Overall, the speech (following on Palin’s) has framed this as an election much like any high school class president race. Only this time, not about who’s most popular, but who is most populist. McCain, as if to remind us that he remembers our plight better than how many houses he owns, starts name-checking average Americans and their ever worsening list of problems.

He also easily takes the Axis of Evil for mentioning Russia, al-Qaeda, and Iran in the same breath. By my count, McCain used the word “fight” 25 times. He may be over the whole P.O.W. thing. In fact, to hear him tell it, that is what turned him from a selfish, arrogant bastard into a one-man corruption-fighting, special-interest-bucking, aisle-crossing, oil-drilling political machine. I suppose it was a lot cheaper than therapy, but it seems to me that he still has a few unresolved aggression issues.
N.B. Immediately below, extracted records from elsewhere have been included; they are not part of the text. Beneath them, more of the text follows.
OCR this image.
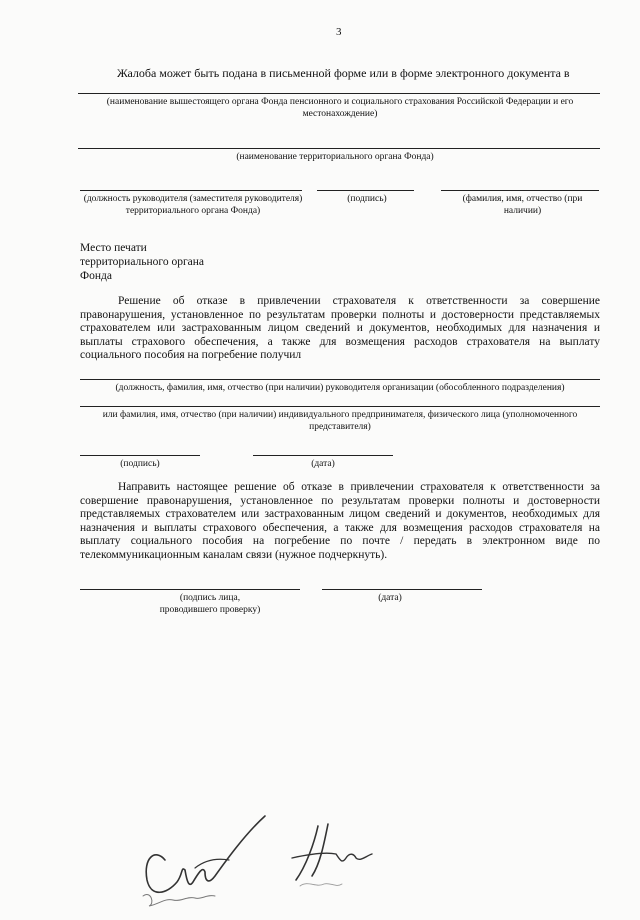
3
Жалоба может быть подана в письменной форме или в форме электронного документа в
(наименование вышестоящего органа Фонда пенсионного и социального страхования Российской Федерации и его местонахождение)
(наименование территориального органа Фонда)
(должность руководителя (заместителя руководителя) территориального органа Фонда)
(подпись)	(фамилия, имя, отчество (при наличии)
Место печати территориального органа Фонда
Решение об отказе в привлечении страхователя к ответственности за совершение правонарушения, установленное по результатам проверки полноты и достоверности представляемых страхователем или застрахованным лицом сведений и документов, необходимых для назначения и выплаты страхового обеспечения, а также для возмещения расходов страхователя на выплату социального пособия на погребение получил
(должность, фамилия, имя, отчество (при наличии) руководителя организации (обособленного подразделения)
или фамилия, имя, отчество (при наличии) индивидуального предпринимателя, физического лица (уполномоченного представителя)
(подпись)	(дата)
Направить настоящее решение об отказе в привлечении страхователя к ответственности за совершение правонарушения, установленное по результатам проверки полноты и достоверности представляемых страхователем или застрахованным лицом сведений и документов, необходимых для назначения и выплаты страхового обеспечения, а также для возмещения расходов страхователя на выплату социального пособия на погребение по почте / передать в электронном виде по телекоммуникационным каналам связи (нужное подчеркнуть).
(подпись лица, проводившего проверку)
(дата)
“They invaded a small… neighbor to gain more control over the world’s oil supply, intimidate other neighbors, and further their ambitions of reassembling… [their] empire…. But we can’t turn a blind eye to aggression and international lawlessness that threatens the peace and stability of the world and the security of the American people.”

More harsh condemnation of Bush/Cheney’s tenure in power. Right on, man! Oh, wait. You were talking about Georgia. My bad.

There was one bit of the speech I did like.

“I fight to restore the pride and principles of our party. We were elected to change Washington, and we let Washington change us. We lost the trust of the American people when some Republicans gave in to the temptations of corruption. We lost their trust when rather than reform government, both parties made it bigger. We lost their trust when instead of freeing ourselves from a dangerous dependence on foreign oil, both parties and Senator Obama passed another corporate welfare bill for oil companies. We lost their trust, when we valued our power over our principles.

“We’re going to change that. We’re going to recover the people’s trust by standing up again for the values Americans admire. The party of Lincoln, Roosevelt and Reagan is going to get back to basics.”

McCain got it in one. Yes, you have lost our trust. And it’s reassuring to know you realize that and want to change it. But is that and a promise of reforming past mistakes (in an election year no less, big surprise) really enough to get us to place our trust in four more years of GOP leadership? I tend to think not. Show us you can reform the party in the next four years and I might just be persuaded that your hot running mate can lead the nation.


Jonathan Krull‘s writing has appeared in Relevant and Notes on the Times.